In 2009, when the economy was in danger of tanking in the aftermath of the global financial crisis, the Bank of England went from the conventional – cutting interest rates – to the unconventional and engaged in £50 billion of quantitative easing (QE). Over a decade later a temporary measure to deal with a severe crisis in aggregate demand has become the Bank’s main monetary policy tool, despite today’s problems being quite different to those of 2009. By the end of 2021, the Bank will own an eye-watering £875 billion of Government bonds and another £20 billion in corporate bonds. To put such a staggering sum into perspective, this is equivalent to 40 per cent of GDP. Successive waves of QE, which have doubled in size during the pandemic have placed central banks in the words of the Bank of England’s departing chief economist Andy Haldane  in “ deep unchartered waters”.

It’s extraordinary that the Bank of England has faced little scrutiny for a policy that could have enormous implications for inflation, wealth inequality, and the sustainability of the public finances.

It has ramped up the Bank’s role and influence on the economy. “Trust us, the man in Threadneedle Street knows best” will no longer do. Its larger role requires considerable more accountability.

The Lords Economic Affairs Committee report – “Quantitative easing: a dangerous addiction?” – is the first serious attempt to rectify this. Our report is based on evidence from policymakers around the world, including former central bankers from the Fed, the ECB and the Bank of Japan. We found growing concern and unease about QE.

This is the third consecutive month of higher than expected inflation. We now need more than Delphic hints from the Governor and the MPC. The Bank must speak openly about the risks of sustained inflation and demonstrate it has a plan to keep it in check. The Bank’s commitment to continue with its asset purchases until the end of the year coincides with a growing economy, substantial government spending, extraordinary levels of personal savings, and a recovery in pent-up demand. Our report expressed  concern that the Bank of England has not explained why continuing with asset purchases now is the right course of action.

Whether rising inflation proves to be transitory or not is the most important economic question facing our country. If the Bank is wrong and fails to curb inflation at an early stage it will be  more difficult and painful to rein it in later. 

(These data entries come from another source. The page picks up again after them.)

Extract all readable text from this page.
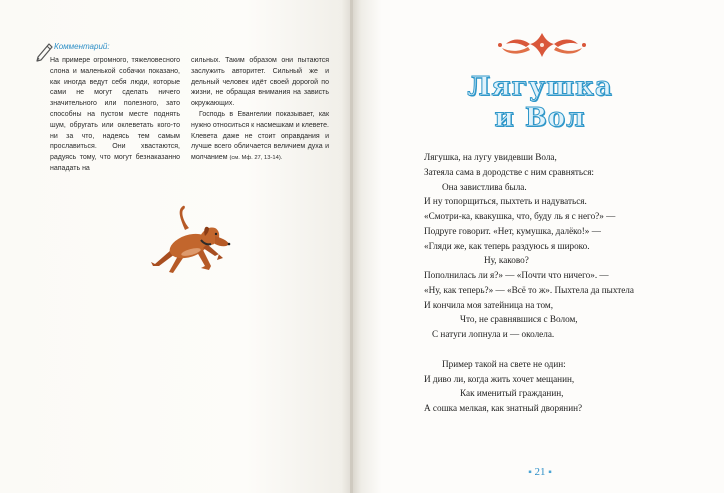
Комментарий:

На примере огромного, тяжеловесного слона и маленькой собачки показано, как иногда ведут себя люди, которые сами не могут сделать ничего значительного или полезного, зато способны на пустом месте поднять шум, обругать или оклеветать кого-то ни за что, надеясь тем самым прославиться. Они хвастаются, радуясь тому, что могут безнаказанно нападать на

сильных. Таким образом они пытаются заслужить авторитет. Сильный же и дельный человек идёт своей дорогой по жизни, не обращая внимания на зависть окружающих.

Господь в Евангелии показывает, как нужно относиться к насмешкам и клевете. Клевета даже не стоит оправдания и лучше всего обличается величием духа и молчанием (см. Мф. 27, 13-14).

Лягушка
и Вол
Лягушка, на лугу увидевши Вола,
Затеяла сама в дородстве с ним сравняться:
Она завистлива была.
И ну топорщиться, пыхтеть и надуваться.
«Смотри-ка, квакушка, что, буду ль я с него?» —
Подруге говорит. «Нет, кумушка, далёко!» —
«Гляди же, как теперь раздуюсь я широко.
Ну, каково?
Пополнилась ли я?» — «Почти что ничего». —
«Ну, как теперь?» — «Всё то ж». Пыхтела да пыхтела
И кончила моя затейница на том,
Что, не сравнявшися с Волом,
С натуги лопнула и — околела.
Пример такой на свете не один:
И диво ли, когда жить хочет мещанин,
Как именитый гражданин,
А сошка мелкая, как знатный дворянин?
▪ 21 ▪
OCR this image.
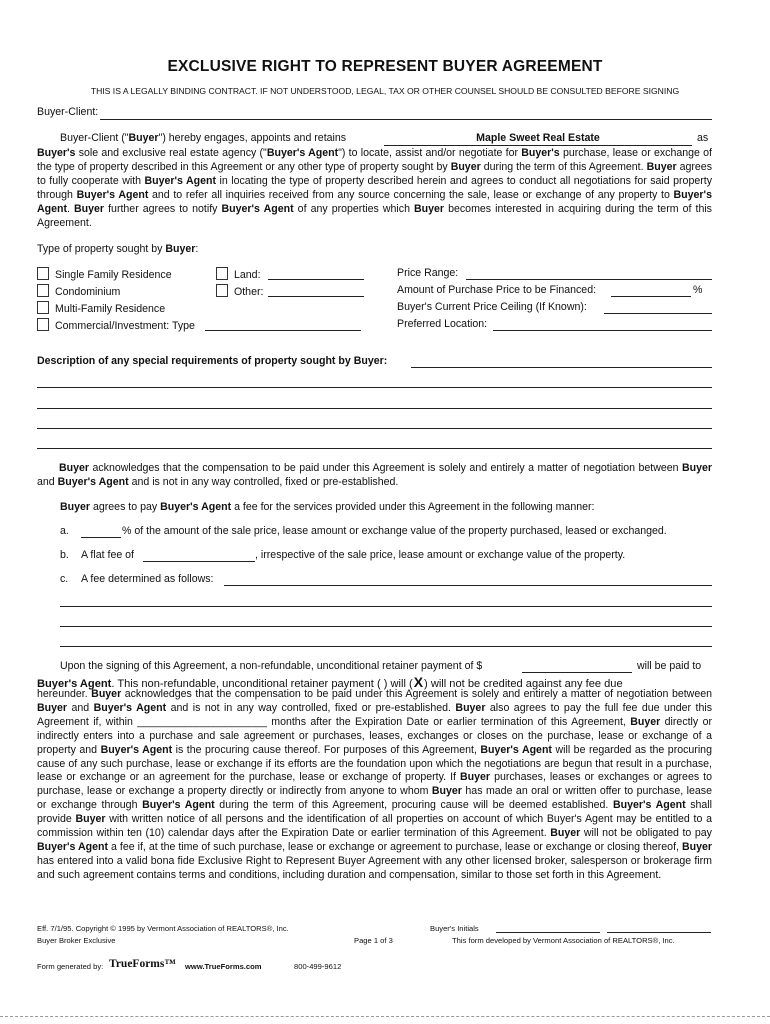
EXCLUSIVE RIGHT TO REPRESENT BUYER AGREEMENT
THIS IS A LEGALLY BINDING CONTRACT. IF NOT UNDERSTOOD, LEGAL, TAX OR OTHER COUNSEL SHOULD BE CONSULTED BEFORE SIGNING
Buyer-Client:
Buyer-Client ("Buyer") hereby engages, appoints and retains	Maple Sweet Real Estate	as
Buyer's sole and exclusive real estate agency ("Buyer's Agent") to locate, assist and/or negotiate for Buyer's purchase, lease or exchange of the type of property described in this Agreement or any other type of property sought by Buyer during the term of this Agreement. Buyer agrees to fully cooperate with Buyer's Agent in locating the type of property described herein and agrees to conduct all negotiations for said property through Buyer's Agent and to refer all inquiries received from any source concerning the sale, lease or exchange of any property to Buyer's Agent. Buyer further agrees to notify Buyer's Agent of any properties which Buyer becomes interested in acquiring during the term of this Agreement.
Type of property sought by Buyer:
Single Family Residence
Condominium
Multi-Family Residence
Commercial/Investment: Type
Land:
Other:
Price Range:
Amount of Purchase Price to be Financed:	%
Buyer's Current Price Ceiling (If Known):
Preferred Location:
Description of any special requirements of property sought by Buyer:
Buyer acknowledges that the compensation to be paid under this Agreement is solely and entirely a matter of negotiation between Buyer and Buyer's Agent and is not in any way controlled, fixed or pre-established.
Buyer agrees to pay Buyer's Agent a fee for the services provided under this Agreement in the following manner:
a.	% of the amount of the sale price, lease amount or exchange value of the property purchased, leased or exchanged.
b. A flat fee of	, irrespective of the sale price, lease amount or exchange value of the property.
c. A fee determined as follows:
Upon the signing of this Agreement, a non-refundable, unconditional retainer payment of $	will be paid to
Buyer's Agent. This non-refundable, unconditional retainer payment ( ) will (X) will not be credited against any fee due
hereunder. Buyer acknowledges that the compensation to be paid under this Agreement is solely and entirely a matter of negotiation between Buyer and Buyer's Agent and is not in any way controlled, fixed or pre-established. Buyer also agrees to pay the full fee due under this Agreement if, within ______________________ months after the Expiration Date or earlier termination of this Agreement, Buyer directly or indirectly enters into a purchase and sale agreement or purchases, leases, exchanges or closes on the purchase, lease or exchange of a property and Buyer's Agent is the procuring cause thereof. For purposes of this Agreement, Buyer's Agent will be regarded as the procuring cause of any such purchase, lease or exchange if its efforts are the foundation upon which the negotiations are begun that result in a purchase, lease or exchange or an agreement for the purchase, lease or exchange of property. If Buyer purchases, leases or exchanges or agrees to purchase, lease or exchange a property directly or indirectly from anyone to whom Buyer has made an oral or written offer to purchase, lease or exchange through Buyer's Agent during the term of this Agreement, procuring cause will be deemed established. Buyer's Agent shall provide Buyer with written notice of all persons and the identification of all properties on account of which Buyer's Agent may be entitled to a commission within ten (10) calendar days after the Expiration Date or earlier termination of this Agreement. Buyer will not be obligated to pay Buyer's Agent a fee if, at the time of such purchase, lease or exchange or agreement to purchase, lease or exchange or closing thereof, Buyer has entered into a valid bona fide Exclusive Right to Represent Buyer Agreement with any other licensed broker, salesperson or brokerage firm and such agreement contains terms and conditions, including duration and compensation, similar to those set forth in this Agreement.
Eff. 7/1/95. Copyright © 1995 by Vermont Association of REALTORS®, Inc.
Buyer Broker Exclusive	Page 1 of 3
Buyer's Initials
This form developed by Vermont Association of REALTORS®, Inc.
Form generated by: TrueForms™ www.TrueForms.com	800-499-9612
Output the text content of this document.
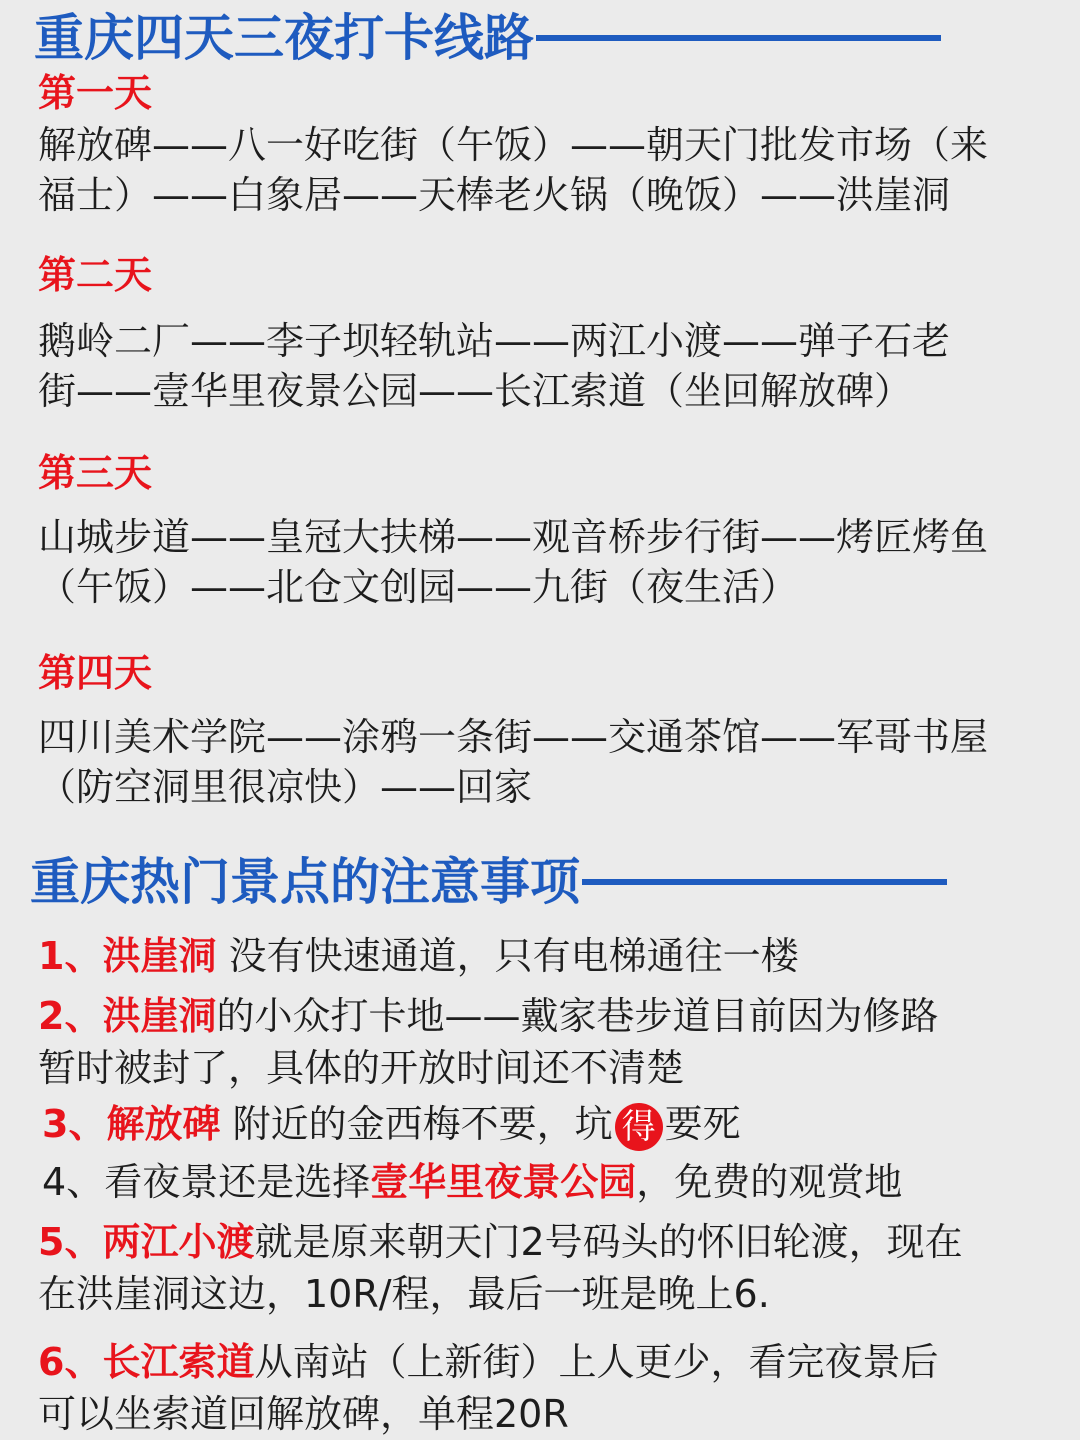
重庆四天三夜打卡线路
第一天
解放碑——八一好吃街（午饭）——朝天门批发市场（来
福士）——白象居——天棒老火锅（晚饭）——洪崖洞
第二天
鹅岭二厂——李子坝轻轨站——两江小渡——弹子石老
街——壹华里夜景公园——长江索道（坐回解放碑）
第三天
山城步道——皇冠大扶梯——观音桥步行街——烤匠烤鱼
（午饭）——北仓文创园——九街（夜生活）
第四天
四川美术学院——涂鸦一条街——交通茶馆——军哥书屋
（防空洞里很凉快）——回家
重庆热门景点的注意事项
1、洪崖洞 没有快速通道，只有电梯通往一楼
2、洪崖洞的小众打卡地——戴家巷步道目前因为修路
暂时被封了，具体的开放时间还不清楚
3、解放碑 附近的金西梅不要，坑 得 要死
4、看夜景还是选择壹华里夜景公园，免费的观赏地
5、两江小渡就是原来朝天门2号码头的怀旧轮渡，现在
在洪崖洞这边，10R/程，最后一班是晚上6.
6、长江索道从南站（上新街）上人更少，看完夜景后
可以坐索道回解放碑，单程20R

Our report highlights the risks to the public finances from QE and inflation. QE makes the cost of servicing Government debt more vulnerable to increases in interest rates. So, if the Bank’s gamble does not pay off, and it hits the brakes hard by raising interest rates to see off inflation there will be a significant increase in the cost of servicing government debt.

The Bank has now been using QE for over a decade, and in a variety of economic situations but it has had a limited impact on growth and aggregate demand. There is little evidence to show that QE increased bank lending, investment, or consumer spending by asset holders. Although it has been effective at stabilising financial markets during periods of economic turmoil, its impact on the real economy has been negligible. It has however inflated asset prices artificially and exacerbated wealth inequalities. This makes it all the more remarkable that, faced with any problem or piece of bad news, the Bank’s default answer is to do more QE, without sufficient justification or public engagement about its side effects.

A recent survey found that 18 of the largest investors in government debt believe that the primary purpose of QE is to finance the governments deficit spending during the pandemic. This is dangerous and undermines the Bank’s ability to maintain financial stability. 

No central bank has ever managed to successfully reverse QE, and the Bank appears to have no clear plan to do so. First, the Bank said it would raise interest rates before reversing QE, but now it is considering reversing QE before raising interest rates. Given the possibility that it may need to tighten policy to curb inflation, the lack of an exit strategy is concerning.

The Bank has become addicted to QE, and like any addiction, the risks, side-effects, and difficulty of kicking the habit grow larger the longer it persists.

Lord Forsyth of Drumlean is chairman of the House of Lords Economic Affairs Committee.